St. Augustine’s College is an all-male boarding academic institution in Cape Coast, Ghana. The school started at Amissano, a village near Elmina, in 1930.  The Roman Catholic institution was established to serve as a training college and seminary. The school was named after St. Augustine of Hippo (354 – 430 AD). The motto of the college is Omnia Vincit Labor, meaning "Perseverance conquers All". The school has a total of 11 houses.

History 
On 6 August 1933, the Roman Catholic Church and the Bishop of Cape Coast Vicariate Monsignor W. T. Porter felt the need to have a separate Roman Catholic school and Cape Coast was found to be the most suitable location. A commemorative foundation stone was laid in late 1935 at the present site. Fr. Maurice B. Kelly, the Dean of the Training College at Amissano which is now St. Teresa’s Seminary, Amisano,  became the first Head Dean or Headmaster.

Culture 

St. Augustine’s College, popularly known as "AUGUSCO", calls its old students "APSUnians"

Due to the historical association and their common catholic antecedents, there is a tendency for Holy Child High School, Ghana old students (HOPSA) and St. Augustine’s old students (APSUnians) to get married. The church believes marriage between old students of the two schools will perpetuate the Catholic traditions.

Student body 
The students are among the highest performing in the WAEC exams

St. Augustine's College are two time winners of the National Science and Mathematics Quiz. Winners in 2007 and 2019. In the 2007 edition of the National Science and Mathematics Quiz the college won, and two out of the school's three contestants represented Ghana. Team three won the West African Science and Mathematics Quizzes.

Participation in inter schools competitions 
The college won the finals of the 2019 edition of the Ghana National Science and Maths Quiz. This was the second time the college had emerged winners of the competition, after having won it for the first time in 2007.
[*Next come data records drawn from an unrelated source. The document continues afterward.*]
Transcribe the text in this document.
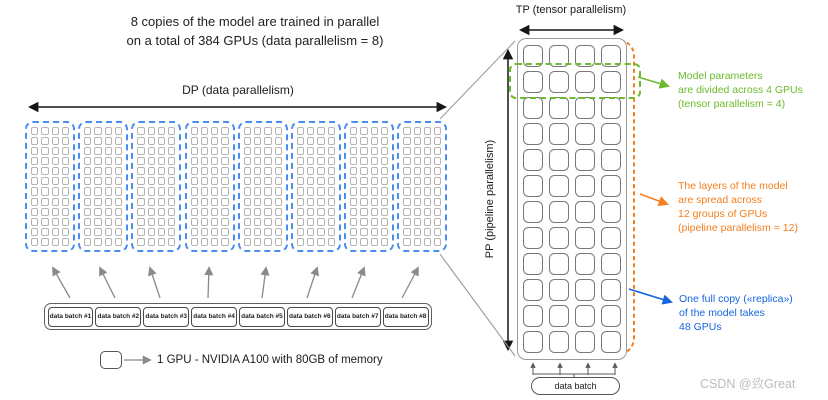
8 copies of the model are trained in parallel
on a total of 384 GPUs (data parallelism = 8)
DP (data parallelism)
TP (tensor parallelism)
PP (pipeline parallelism)
data batch #1 data batch #2 data batch #3 data batch #4 data batch #5 data batch #6 data batch #7 data batch #8
1 GPU - NVIDIA A100 with 80GB of memory
data batch
Model parameters
are divided across 4 GPUs
(tensor parallelism = 4)
The layers of the model
are spread across
12 groups of GPUs
(pipeline parallelism = 12)
One full copy («replica»)
of the model takes
48 GPUs
CSDN @致Great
In 2019, the College won its second National Science and Maths trophy, exactly twelve years after winning its maiden one. To date, the College has the record of being the only school which has won the title each time it got to the grand finale.
 
The College also won the 2016 edition of the Sprite Ball Championship .

Notable alumni

 
 
P. A. K. Aboagye, Ghanaian poet, essayist, novelist, and historian.
Paul Acquah, former governor of the Bank of Ghana.
A. K. Adu, a former diplomat
William Kwabena Aduhene, Ghanaian politician, member of parliament in the first republic
Kwaku Afriyie, Ghanaian politician 
Junior Agogo, former international soccer player
Kwesi Ahwoi, a Ghanaian politician.
Kabral Blay Amihere, a Ghanaian journalist.
Kenneth Andam, retired Ghanaian sprinter.
Samuel Kobina Annim, Government Statistician and former Associate Professor of Economics. 
Anane Antwi-Kusi, Ghanaian politician, and member of parliament in the second republic. 
Nana Asaase a literary coach and writer.
Nathaniel Attoh, a radio journalist, master of ceremonies and ring announcer. 
 Sammi Awuku, a Ghanaian politician and currently the National Organizer of the New Patriotic Party.
Kofi Baako, a politician and minister in the Nkrumah government 
Joseph Kingsley Baffour-Senkyire, Ghanaian academic, politician and diplomat; member of parliament in the first republic and formerly Ghana's ambassador to the United States of America
Joseph Kenneth Bandoh, physician; president of the West African College of Physicians (1993-1994)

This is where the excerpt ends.